Speaking about converting cars, one of the fascinating conversions that happened in recent weeks is the conversion of some of the car industry's key executives. It seems as though some fundamental shift happened beyond just popular pressure related to climate change research - and my speculation is the shift has to do with the amount of Toyota Prius cars sold in car dealerships around the world. Just to give you a bit of sampling from a great article by Greg Hoffman -
Ford Motor Co. CEO Alan Mulally said Monday that global warming is real, man made and caused in part by auto emissions - in an email to Ford employees he said
"I firmly believe we are at an inflection point in the world's history as it relates to climate change and energy security. The time for debating whether climate change is real has past It is time for a conversation about what we, as a society, intend to do to address it,"
General Motors Corp.
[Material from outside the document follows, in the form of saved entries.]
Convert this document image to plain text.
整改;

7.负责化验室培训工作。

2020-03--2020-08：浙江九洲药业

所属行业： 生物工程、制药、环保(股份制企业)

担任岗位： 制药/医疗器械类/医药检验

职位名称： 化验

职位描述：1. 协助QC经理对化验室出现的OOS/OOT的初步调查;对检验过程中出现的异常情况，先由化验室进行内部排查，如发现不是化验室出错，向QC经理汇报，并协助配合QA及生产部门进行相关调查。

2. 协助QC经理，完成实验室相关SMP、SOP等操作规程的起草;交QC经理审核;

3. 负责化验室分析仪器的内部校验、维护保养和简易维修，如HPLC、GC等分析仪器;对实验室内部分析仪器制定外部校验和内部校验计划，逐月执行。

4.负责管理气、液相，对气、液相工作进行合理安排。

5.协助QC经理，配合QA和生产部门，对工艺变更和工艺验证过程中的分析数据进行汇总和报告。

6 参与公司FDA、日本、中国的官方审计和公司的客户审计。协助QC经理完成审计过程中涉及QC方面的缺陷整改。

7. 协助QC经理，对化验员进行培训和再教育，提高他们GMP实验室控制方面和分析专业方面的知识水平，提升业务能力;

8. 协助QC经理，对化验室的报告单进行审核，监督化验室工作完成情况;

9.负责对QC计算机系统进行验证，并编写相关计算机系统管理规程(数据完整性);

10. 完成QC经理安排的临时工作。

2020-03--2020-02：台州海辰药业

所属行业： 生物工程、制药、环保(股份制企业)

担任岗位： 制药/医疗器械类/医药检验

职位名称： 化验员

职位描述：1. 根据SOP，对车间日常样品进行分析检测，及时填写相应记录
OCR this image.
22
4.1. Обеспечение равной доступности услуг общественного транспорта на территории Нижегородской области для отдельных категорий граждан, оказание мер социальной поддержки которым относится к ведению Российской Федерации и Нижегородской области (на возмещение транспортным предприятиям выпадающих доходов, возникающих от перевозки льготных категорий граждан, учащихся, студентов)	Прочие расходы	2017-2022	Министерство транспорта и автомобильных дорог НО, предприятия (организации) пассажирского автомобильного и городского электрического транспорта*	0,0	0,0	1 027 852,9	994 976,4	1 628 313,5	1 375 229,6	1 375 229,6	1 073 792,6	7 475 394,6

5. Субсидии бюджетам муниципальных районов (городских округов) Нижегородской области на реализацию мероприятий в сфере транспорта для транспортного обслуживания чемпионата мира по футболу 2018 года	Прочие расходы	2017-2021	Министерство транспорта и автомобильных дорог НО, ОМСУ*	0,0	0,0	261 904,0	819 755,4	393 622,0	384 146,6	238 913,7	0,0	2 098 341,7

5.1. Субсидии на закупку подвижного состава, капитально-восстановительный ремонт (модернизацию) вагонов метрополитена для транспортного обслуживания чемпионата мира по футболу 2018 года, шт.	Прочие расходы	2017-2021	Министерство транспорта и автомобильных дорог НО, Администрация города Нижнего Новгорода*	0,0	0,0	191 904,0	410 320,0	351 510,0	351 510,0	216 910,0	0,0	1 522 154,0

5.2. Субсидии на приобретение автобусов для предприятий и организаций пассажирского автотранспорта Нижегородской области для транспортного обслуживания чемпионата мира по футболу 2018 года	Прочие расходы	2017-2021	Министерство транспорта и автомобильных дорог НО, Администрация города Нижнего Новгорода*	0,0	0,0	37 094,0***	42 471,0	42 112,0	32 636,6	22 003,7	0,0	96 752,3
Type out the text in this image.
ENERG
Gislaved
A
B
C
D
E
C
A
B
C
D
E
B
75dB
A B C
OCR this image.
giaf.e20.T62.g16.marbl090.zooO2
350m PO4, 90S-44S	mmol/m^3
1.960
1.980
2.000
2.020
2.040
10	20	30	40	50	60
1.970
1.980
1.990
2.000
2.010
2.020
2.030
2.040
Vice Chairman Bob Lutz said the U.S. government needs to take a Manhattan Project-like approach to creating a national energy policy, bringing the best minds in the country to bear on the issue of energy sustainability and independence. GM's spokesperson, Greg Martin, said
"As we've said from L.A. to Capitol Hill, we see it as both a business necessity and as our obligation to society to develop advanced technologies that run on diverse sources of energy to lessen the automobile's impact on the environment."
To complete the Big 3 American car makers, you have to really go to the source - Lee Iacocca himself. He just released his new book on lack of leadership in American business. While I have not read the book, so don't take this as a recommendation to read it, but he had a great quote in Fortune on a topic that I can relate to
Iacocca says "...I live in L.A. now. [Former DaimlerChrysler chairman] Jürgen Schrempp asked me to come work for him, and I said, "Where do I have to live?" When he said, "Stuttgart," I said, "Forget it."..." [sorry, I went on a tangent]
but the real quote he has is about the solution for the car industry
[Fortune] What can the auto industry do?
[Iacocca] Plug-in hybrids. I think they're virtually here now. We've still got to get better batteries, of course, but hybrids are good. Expensive and complex, but they do the job and get good gas mileage. That's the wave of the future.
[Fortune] Some people are betting on hydrogen-powered fuel cells.
[Iacocca] I think that's way off. Where are you going to get all that hydrogen? How are you going to store it in the car? How are you going to distribute it? That's a long-term problem.
Given that the car industry seems now to convert into the hybrid wave that generated a lot of consumer demand, It probably means that the next wave of technology is right around the corner - which is great news for the environment. If the next step gets closer to zero emissions - we are going to be in great shape.